The rest will go to the new Further Education Development Agency (FEDA) to provide support and training for GNVQ centres and staff.

“Our aim is to give a powerful kick-start to local and regional initiatives, ” said Mr Boswell.

These will be complemented by the Pounds 14 million earmarked in 1995-96 for training and support for teachers in schools through Grants for Education Support and Training (GEST), announced last December.

The minister welcomed the NCVQ’s decision not to levy Pounds 10 per student on the bodies which award qualifications as it would “level the playing field between GNVQs and A-levels. It will keep down costs for schools and colleges and help to stimulate further take-up”.

Howard Davies, the CBI’s director general, called for businesses to “put their weight behind the new National Education and Training Targets” as part of a four-point plan to strengthen a voluntary training system.

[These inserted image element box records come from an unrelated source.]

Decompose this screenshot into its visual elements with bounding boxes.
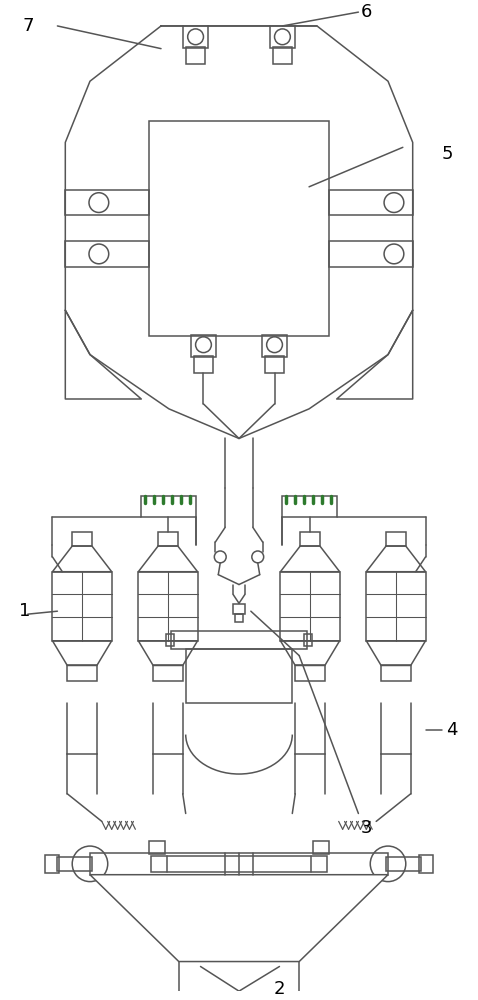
Text: 5: 5 (442, 145, 453, 163)
Bar (270, 26, 295, 48)
Text: 3: 3 (360, 819, 372, 837)
Bar (386, 857, 421, 871)
Bar (386, 532, 406, 546)
Bar (313, 841, 329, 854)
Bar (272, 47, 292, 64)
Bar (329, 241, 413, 267)
Text: 7: 7 (22, 17, 33, 35)
Bar (44, 855, 59, 873)
Bar (235, 614, 243, 622)
Bar (141, 496, 196, 517)
Bar (295, 665, 325, 681)
Bar (171, 631, 307, 649)
Bar (166, 634, 174, 646)
Text: 6: 6 (360, 3, 372, 21)
Bar (186, 649, 292, 703)
Bar (57, 857, 92, 871)
Bar (265, 356, 284, 373)
Text: 2: 2 (274, 980, 285, 998)
Bar (149, 841, 165, 854)
Text: 4: 4 (446, 721, 458, 739)
Bar (300, 532, 320, 546)
Bar (304, 634, 312, 646)
Text: 1: 1 (19, 602, 31, 620)
Bar (53, 572, 112, 641)
Bar (261, 335, 287, 357)
Bar (138, 572, 197, 641)
Bar (233, 604, 245, 614)
Bar (151, 856, 327, 872)
Bar (282, 496, 337, 517)
Bar (186, 47, 206, 64)
Bar (281, 572, 340, 641)
Bar (183, 26, 208, 48)
Bar (194, 356, 213, 373)
Bar (90, 853, 388, 875)
Bar (149, 121, 329, 336)
Bar (158, 532, 178, 546)
Bar (153, 665, 183, 681)
Bar (419, 855, 434, 873)
Bar (191, 335, 217, 357)
Bar (65, 241, 149, 267)
Bar (366, 572, 425, 641)
Polygon shape (90, 875, 388, 962)
Bar (65, 190, 149, 215)
Bar (67, 665, 97, 681)
Bar (381, 665, 411, 681)
Bar (329, 190, 413, 215)
Bar (72, 532, 92, 546)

He said these national objectives should be reinforced by measurable targets in each trade or industry which could be more effectively promoted, especially to smaller companies. Businesses should be prepared to set out publicly just what they invested in training employees.

The CBI was preparing guidance on this issue. Mr Davies thought there was a case for a “business management standard” which could complement Investors in People as a mark of good management practice.

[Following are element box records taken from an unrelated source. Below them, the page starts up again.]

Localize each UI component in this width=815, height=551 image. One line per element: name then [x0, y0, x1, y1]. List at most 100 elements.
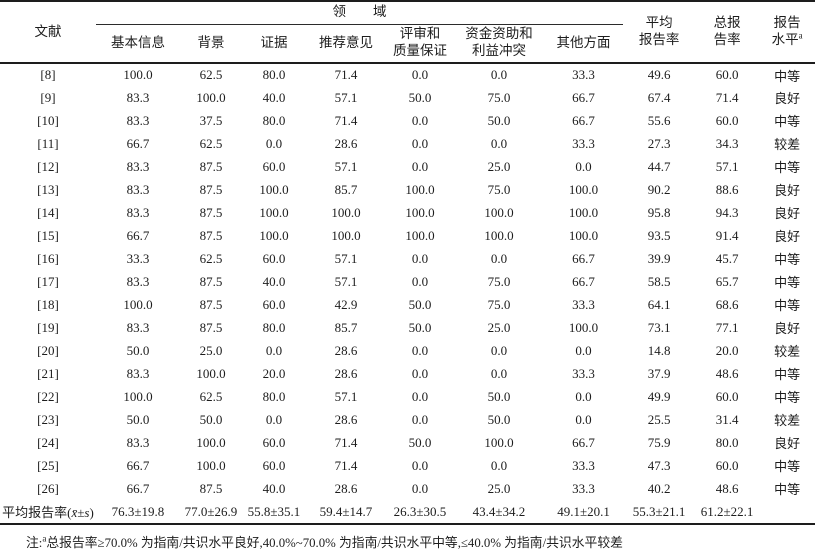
table-row: [9] 83.3 100.0 40.0 57.1 50.0 75.0 66.7 67.4 71.4… [0, 86, 815, 109]
cell-rate-value: 58.5 [647, 273, 671, 289]
cell-rate-value: 28.6 [334, 411, 358, 427]
cell-rate-value: 66.7 [126, 227, 150, 243]
cell-rate-value: 37.9 [647, 365, 671, 381]
summary-value: 61.2±22.1 [700, 503, 754, 519]
header-literature: 文献 [34, 23, 62, 39]
table-row: [20] 50.0 25.0 0.0 28.6 0.0 0.0 0.0 14.8 20.0 较差 [0, 339, 815, 362]
cell-rate-value: 100.0 [331, 227, 361, 243]
header-report-level: 报告 水平a [759, 1, 815, 63]
summary-value: 49.1±20.1 [557, 503, 610, 519]
table-row: [8] 100.0 62.5 80.0 71.4 0.0 0.0 33.3 49.6 60.0 中等 [0, 63, 815, 86]
summary-label: 平均报告率(x̄±s) [2, 505, 94, 520]
cell-rate-value: 100.0 [123, 388, 153, 404]
cell-rate-value: 100.0 [405, 181, 435, 197]
cell-rate-value: 33.3 [572, 296, 595, 312]
cell-reference: [9] [40, 89, 56, 105]
cell-rate-value: 0.0 [411, 457, 429, 473]
summary-level-empty [759, 500, 815, 524]
footnote-prefix: 注: [26, 536, 43, 550]
cell-rate-value: 100.0 [568, 319, 599, 335]
table-header: 文献 领 域 平均 报告率 总报 告率 报告 水平a 基本信息 背景 证据 推荐… [0, 1, 815, 63]
table-row: [15] 66.7 87.5 100.0 100.0 100.0 100.0 100.0 93.… [0, 224, 815, 247]
cell-rate-value: 25.5 [647, 411, 671, 427]
cell-rate-value: 0.0 [411, 135, 429, 151]
cell-rate-value: 0.0 [265, 342, 283, 358]
cell-rate-value: 90.2 [647, 181, 671, 197]
cell-rate-value: 62.5 [199, 67, 223, 82]
cell-rate-value: 42.9 [334, 296, 358, 312]
cell-rate-value: 28.6 [334, 480, 358, 496]
cell-rate-value: 0.0 [411, 250, 429, 266]
cell-report-level: 较差 [774, 344, 801, 359]
header-average-rate: 平均 报告率 [638, 15, 680, 47]
cell-report-level: 中等 [774, 459, 801, 474]
cell-rate-value: 0.0 [411, 388, 429, 404]
cell-rate-value: 83.3 [126, 319, 150, 335]
cell-rate-value: 60.0 [262, 434, 286, 450]
cell-reference: [10] [37, 112, 59, 128]
cell-rate-value: 37.5 [199, 112, 223, 128]
cell-rate-value: 100.0 [484, 227, 514, 243]
table-row: [17] 83.3 87.5 40.0 57.1 0.0 75.0 66.7 58.5 65.7 中… [0, 270, 815, 293]
cell-rate-value: 0.0 [265, 411, 283, 427]
cell-rate-value: 95.8 [647, 204, 671, 220]
table-row: [25] 66.7 100.0 60.0 71.4 0.0 0.0 33.3 47.3 60.0 中… [0, 454, 815, 477]
header-report-level-superscript: a [798, 30, 803, 41]
cell-reference: [23] [37, 411, 59, 427]
cell-rate-value: 65.7 [715, 273, 739, 289]
cell-rate-value: 77.1 [715, 319, 739, 335]
footnote-superscript: a [42, 533, 47, 544]
cell-rate-value: 0.0 [575, 411, 592, 427]
cell-rate-value: 25.0 [487, 319, 511, 335]
header-recommendations: 推荐意见 [319, 34, 373, 50]
cell-rate-value: 49.6 [647, 67, 671, 82]
cell-rate-value: 20.0 [715, 342, 739, 358]
summary-value: 55.3±21.1 [632, 503, 686, 519]
cell-rate-value: 71.4 [334, 67, 358, 82]
cell-rate-value: 73.1 [647, 319, 671, 335]
cell-rate-value: 85.7 [334, 181, 358, 197]
header-domain-spanner: 领 域 [96, 1, 624, 25]
cell-report-level: 中等 [774, 298, 801, 313]
cell-rate-value: 71.4 [715, 89, 739, 105]
cell-reference: [20] [37, 342, 59, 358]
cell-rate-value: 60.0 [262, 457, 286, 473]
cell-rate-value: 0.0 [490, 457, 508, 473]
cell-rate-value: 83.3 [126, 365, 150, 381]
cell-rate-value: 0.0 [265, 135, 283, 151]
cell-rate-value: 71.4 [334, 434, 358, 450]
cell-rate-value: 87.5 [199, 273, 223, 289]
cell-rate-value: 100.0 [568, 227, 599, 243]
cell-reference: [12] [37, 158, 59, 174]
cell-rate-value: 75.0 [487, 89, 511, 105]
cell-rate-value: 60.0 [715, 457, 739, 473]
cell-rate-value: 50.0 [408, 434, 432, 450]
cell-rate-value: 33.3 [572, 67, 595, 82]
cell-rate-value: 49.9 [647, 388, 671, 404]
cell-rate-value: 100.0 [123, 296, 153, 312]
cell-rate-value: 87.5 [199, 181, 223, 197]
cell-rate-value: 75.9 [647, 434, 671, 450]
cell-rate-value: 44.7 [647, 158, 671, 174]
cell-rate-value: 62.5 [199, 388, 223, 404]
cell-rate-value: 50.0 [487, 411, 511, 427]
cell-rate-value: 100.0 [484, 434, 514, 450]
cell-rate-value: 87.5 [199, 296, 223, 312]
table-row: [11] 66.7 62.5 0.0 28.6 0.0 0.0 33.3 27.3 34.3 较差 [0, 132, 815, 155]
cell-reference: [8] [40, 67, 56, 82]
cell-rate-value: 100.0 [259, 204, 289, 220]
cell-rate-value: 0.0 [490, 67, 508, 82]
header-spanner-row: 文献 领 域 平均 报告率 总报 告率 报告 水平a [0, 1, 815, 47]
cell-rate-value: 83.3 [126, 181, 150, 197]
cell-rate-value: 57.1 [334, 388, 358, 404]
cell-rate-value: 50.0 [126, 411, 150, 427]
table-row: [22] 100.0 62.5 80.0 57.1 0.0 50.0 0.0 49.9 60.0 中… [0, 385, 815, 408]
cell-rate-value: 62.5 [199, 250, 223, 266]
cell-rate-value: 66.7 [572, 89, 595, 105]
cell-rate-value: 50.0 [408, 296, 432, 312]
cell-reference: [15] [37, 227, 59, 243]
cell-rate-value: 75.0 [487, 181, 511, 197]
cell-rate-value: 75.0 [487, 273, 511, 289]
cell-rate-value: 33.3 [572, 135, 595, 151]
cell-reference: [22] [37, 388, 59, 404]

Mr Davies said this approach would be more likely to be successful than the statutory levy which was favoured in some European countries. This approach, he said, had proved to be bureaucratic, costly and ineffective.

Sir Geoffrey Holland, a former permanent secretary to the departments of Employment and Education, and now vice-chancellor of Exeter University, emphasised the importance of vocational qualifications.

“If by 2010 we haven’t got GNVQs and NVQs bedded down and respected, we’ll be in deep trouble.” He said the sooner the National Commission on Education’s call for an over-arching education diploma, giving equal status to vocational and academic qualifications, came into being, the better.

The “terrible tangle” of funding for further and higher education students and adults should be resolved. “How long can it be before we wake up to the fact that grants should be the same for FE and HE with repayment graduate tax or loans available?” Sir Geoffrey also warned delegates of the “slightly cosy self-regulation” in higher education, which caused complacency. He wanted to see more rigorous external quality assessment, similar to existing Office for Standards in Education inspections in schools.

The conference was convened to inform the CBI annual conference’s debate on education and training, which is due to take place in November.